Education unions in Zimbabwe affiliated to Education International have vowed to unite and work together in the social dialogue processes taking place in their country, aiming to achieve improved outcomes for workers in the education sector.
Representatives from education unions attending a workshop organised and facilitated by Education International and Union of Education Norway (UEN) pledged to work together to solve labour and educator welfare issues through social dialogue. The latter will include input and participation from all unions at all times.
Workshop on social dialogue
Speaking during a validation and dissemination workshop on social dialogue in Zimbabwe, whose theme was “Advancing Social Dialogue During and Beyond COVID-19,” presidents of Zimbabwean education unions jointly agreed that working in silos to solve issues in the education sector was derailing progress and all Education International’s affiliated unions promised to unite in creating positive social dialogue for the sake of progress.

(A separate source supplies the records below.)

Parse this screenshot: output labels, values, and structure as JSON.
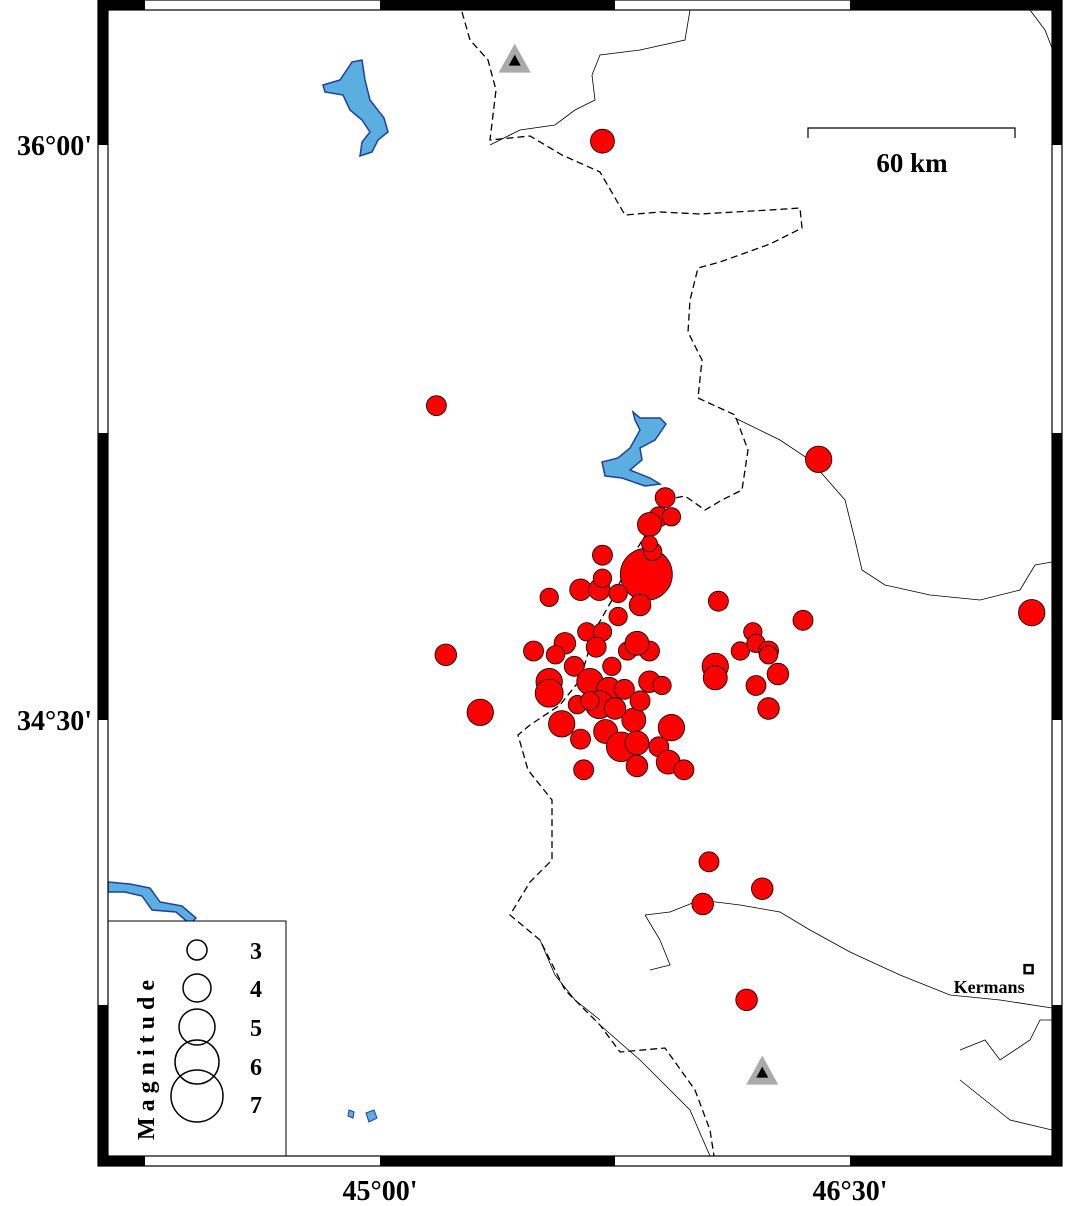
{
  "map": {
    "axes": {
      "lat_labels": [
        {
          "value": 36.0,
          "text": "36°00'"
        },
        {
          "value": 34.5,
          "text": "34°30'"
        }
      ],
      "lon_labels": [
        {
          "value": 45.0,
          "text": "45°00'"
        },
        {
          "value": 46.5,
          "text": "46°30'"
        }
      ]
    },
    "scale_bar": {
      "label": "60 km"
    },
    "city": {
      "name": "Kermans",
      "lon": 47.07,
      "lat": 33.85
    },
    "stations": [
      {
        "lon": 45.43,
        "lat": 36.22
      },
      {
        "lon": 46.22,
        "lat": 33.58
      }
    ],
    "colors": {
      "event_fill": "#ff0000",
      "water": "#5aaee0",
      "water_edge": "#1f3f9f",
      "station": "#aaaaaa"
    },
    "legend": {
      "title": "Magnitude",
      "items": [
        {
          "mag": 3,
          "label": "3"
        },
        {
          "mag": 4,
          "label": "4"
        },
        {
          "mag": 5,
          "label": "5"
        },
        {
          "mag": 6,
          "label": "6"
        },
        {
          "mag": 7,
          "label": "7"
        }
      ]
    },
    "events": [
      {
        "lon": 45.71,
        "lat": 36.01,
        "mag": 3.5
      },
      {
        "lon": 45.18,
        "lat": 35.32,
        "mag": 3.0
      },
      {
        "lon": 46.4,
        "lat": 35.18,
        "mag": 3.8
      },
      {
        "lon": 47.08,
        "lat": 34.78,
        "mag": 3.8
      },
      {
        "lon": 45.21,
        "lat": 34.67,
        "mag": 3.2
      },
      {
        "lon": 45.32,
        "lat": 34.52,
        "mag": 3.8
      },
      {
        "lon": 46.05,
        "lat": 34.13,
        "mag": 3.0
      },
      {
        "lon": 46.22,
        "lat": 34.06,
        "mag": 3.2
      },
      {
        "lon": 46.03,
        "lat": 34.02,
        "mag": 3.2
      },
      {
        "lon": 46.17,
        "lat": 33.77,
        "mag": 3.2
      },
      {
        "lon": 45.91,
        "lat": 35.08,
        "mag": 3.0
      },
      {
        "lon": 45.89,
        "lat": 35.03,
        "mag": 3.0
      },
      {
        "lon": 45.86,
        "lat": 35.01,
        "mag": 3.5
      },
      {
        "lon": 45.93,
        "lat": 35.03,
        "mag": 2.8
      },
      {
        "lon": 45.85,
        "lat": 34.88,
        "mag": 7.0
      },
      {
        "lon": 45.87,
        "lat": 34.94,
        "mag": 2.8
      },
      {
        "lon": 45.86,
        "lat": 34.96,
        "mag": 2.5
      },
      {
        "lon": 45.71,
        "lat": 34.93,
        "mag": 3.0
      },
      {
        "lon": 45.54,
        "lat": 34.82,
        "mag": 2.8
      },
      {
        "lon": 45.64,
        "lat": 34.84,
        "mag": 3.2
      },
      {
        "lon": 45.7,
        "lat": 34.84,
        "mag": 3.2
      },
      {
        "lon": 45.76,
        "lat": 34.83,
        "mag": 2.8
      },
      {
        "lon": 45.83,
        "lat": 34.8,
        "mag": 3.2
      },
      {
        "lon": 45.71,
        "lat": 34.87,
        "mag": 2.8
      },
      {
        "lon": 45.76,
        "lat": 34.77,
        "mag": 2.8
      },
      {
        "lon": 46.08,
        "lat": 34.81,
        "mag": 3.0
      },
      {
        "lon": 46.35,
        "lat": 34.76,
        "mag": 3.0
      },
      {
        "lon": 46.19,
        "lat": 34.73,
        "mag": 2.8
      },
      {
        "lon": 46.15,
        "lat": 34.68,
        "mag": 2.8
      },
      {
        "lon": 46.2,
        "lat": 34.7,
        "mag": 2.8
      },
      {
        "lon": 46.24,
        "lat": 34.68,
        "mag": 3.0
      },
      {
        "lon": 46.24,
        "lat": 34.67,
        "mag": 2.8
      },
      {
        "lon": 46.27,
        "lat": 34.62,
        "mag": 3.2
      },
      {
        "lon": 46.2,
        "lat": 34.59,
        "mag": 3.0
      },
      {
        "lon": 46.24,
        "lat": 34.53,
        "mag": 3.2
      },
      {
        "lon": 46.07,
        "lat": 34.64,
        "mag": 3.8
      },
      {
        "lon": 46.07,
        "lat": 34.61,
        "mag": 3.5
      },
      {
        "lon": 45.66,
        "lat": 34.73,
        "mag": 2.8
      },
      {
        "lon": 45.71,
        "lat": 34.73,
        "mag": 2.8
      },
      {
        "lon": 45.59,
        "lat": 34.7,
        "mag": 3.2
      },
      {
        "lon": 45.49,
        "lat": 34.68,
        "mag": 3.0
      },
      {
        "lon": 45.56,
        "lat": 34.67,
        "mag": 2.8
      },
      {
        "lon": 45.54,
        "lat": 34.6,
        "mag": 3.8
      },
      {
        "lon": 45.54,
        "lat": 34.57,
        "mag": 4.0
      },
      {
        "lon": 45.62,
        "lat": 34.64,
        "mag": 3.0
      },
      {
        "lon": 45.69,
        "lat": 34.69,
        "mag": 3.0
      },
      {
        "lon": 45.74,
        "lat": 34.64,
        "mag": 2.8
      },
      {
        "lon": 45.79,
        "lat": 34.68,
        "mag": 2.8
      },
      {
        "lon": 45.86,
        "lat": 34.68,
        "mag": 3.0
      },
      {
        "lon": 45.82,
        "lat": 34.7,
        "mag": 3.5
      },
      {
        "lon": 45.86,
        "lat": 34.6,
        "mag": 3.2
      },
      {
        "lon": 45.9,
        "lat": 34.59,
        "mag": 2.8
      },
      {
        "lon": 45.67,
        "lat": 34.6,
        "mag": 3.8
      },
      {
        "lon": 45.73,
        "lat": 34.58,
        "mag": 3.5
      },
      {
        "lon": 45.78,
        "lat": 34.58,
        "mag": 3.0
      },
      {
        "lon": 45.7,
        "lat": 34.54,
        "mag": 4.0
      },
      {
        "lon": 45.81,
        "lat": 34.5,
        "mag": 3.5
      },
      {
        "lon": 45.63,
        "lat": 34.54,
        "mag": 2.8
      },
      {
        "lon": 45.58,
        "lat": 34.49,
        "mag": 3.8
      },
      {
        "lon": 45.64,
        "lat": 34.45,
        "mag": 3.0
      },
      {
        "lon": 45.72,
        "lat": 34.47,
        "mag": 3.5
      },
      {
        "lon": 45.77,
        "lat": 34.43,
        "mag": 4.2
      },
      {
        "lon": 45.82,
        "lat": 34.44,
        "mag": 3.5
      },
      {
        "lon": 45.89,
        "lat": 34.43,
        "mag": 3.0
      },
      {
        "lon": 45.93,
        "lat": 34.48,
        "mag": 3.8
      },
      {
        "lon": 45.92,
        "lat": 34.39,
        "mag": 3.5
      },
      {
        "lon": 45.97,
        "lat": 34.37,
        "mag": 3.0
      },
      {
        "lon": 45.65,
        "lat": 34.37,
        "mag": 3.0
      },
      {
        "lon": 45.82,
        "lat": 34.38,
        "mag": 3.2
      },
      {
        "lon": 45.75,
        "lat": 34.53,
        "mag": 3.2
      },
      {
        "lon": 45.67,
        "lat": 34.55,
        "mag": 2.8
      },
      {
        "lon": 45.83,
        "lat": 34.55,
        "mag": 3.0
      }
    ]
  }
}
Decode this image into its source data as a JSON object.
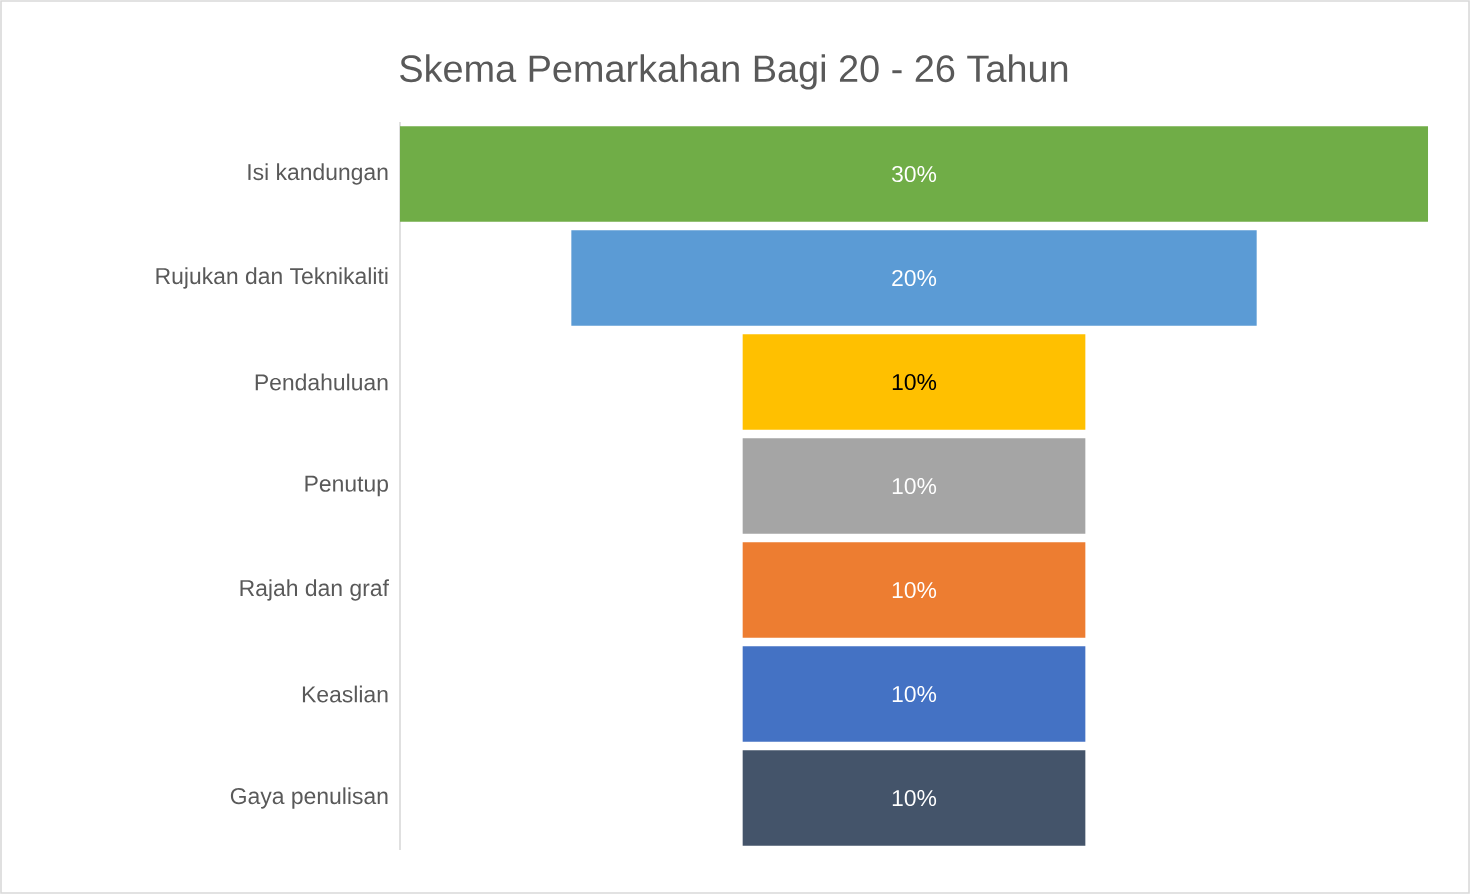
{
  "chart_data": {
    "type": "other",
    "title": "Skema Pemarkahan Bagi 20 - 26 Tahun",
    "categories": [
      "Isi kandungan",
      "Rujukan dan Teknikaliti",
      "Pendahuluan",
      "Penutup",
      "Rajah dan graf",
      "Keaslian",
      "Gaya penulisan"
    ],
    "values": [
      30,
      20,
      10,
      10,
      10,
      10,
      10
    ],
    "value_labels": [
      "30%",
      "20%",
      "10%",
      "10%",
      "10%",
      "10%",
      "10%"
    ],
    "colors": [
      "#70ad47",
      "#5b9bd5",
      "#ffc000",
      "#a5a5a5",
      "#ed7d31",
      "#4472c4",
      "#44546a"
    ]
  }
}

This conclusion was reached after Education International’s Africa Regional Director, Dr. Dennis Sinyolo, had given a presentation to Education International’s member organisations in Zimbabwe, i.e., the Zimbabwe Teachers’ Association (ZIMTA), the College Lecturers Association of Zimbabwe (COLAZ), the Progressive Teachers Union (PTUZ) and the Zimbabwe Educational, Scientific, Social and Cultural Workers Union (ZESSCU), imploring the unions to unite and advance social dialogue in Zimbabwe.
“As education unions, we need to approach the employer as one united force, for we are stronger together,” advised Dr Sinyolo.
Impact of COVID-19 on the education sector
These pledges occurred on the sidelines of a presentation of the outcomes of a research done in 2021/2022 which focused on the “Impact of COVID-19 on the Education Sector in Zimbabwe”. The research was undertaken by Professor Thembikosi Tshabalala and facilitated by UEN and Education International through its Zimbabwean affiliate ZIMTA.
Amongst key findings of the research was that both learners and teachers lost quality education time, whilst a substantial number of learners dropped out of school. Psychological depression was rampant and educators’ rights and access to education were diminished at the height of the COVID-19 pandemic.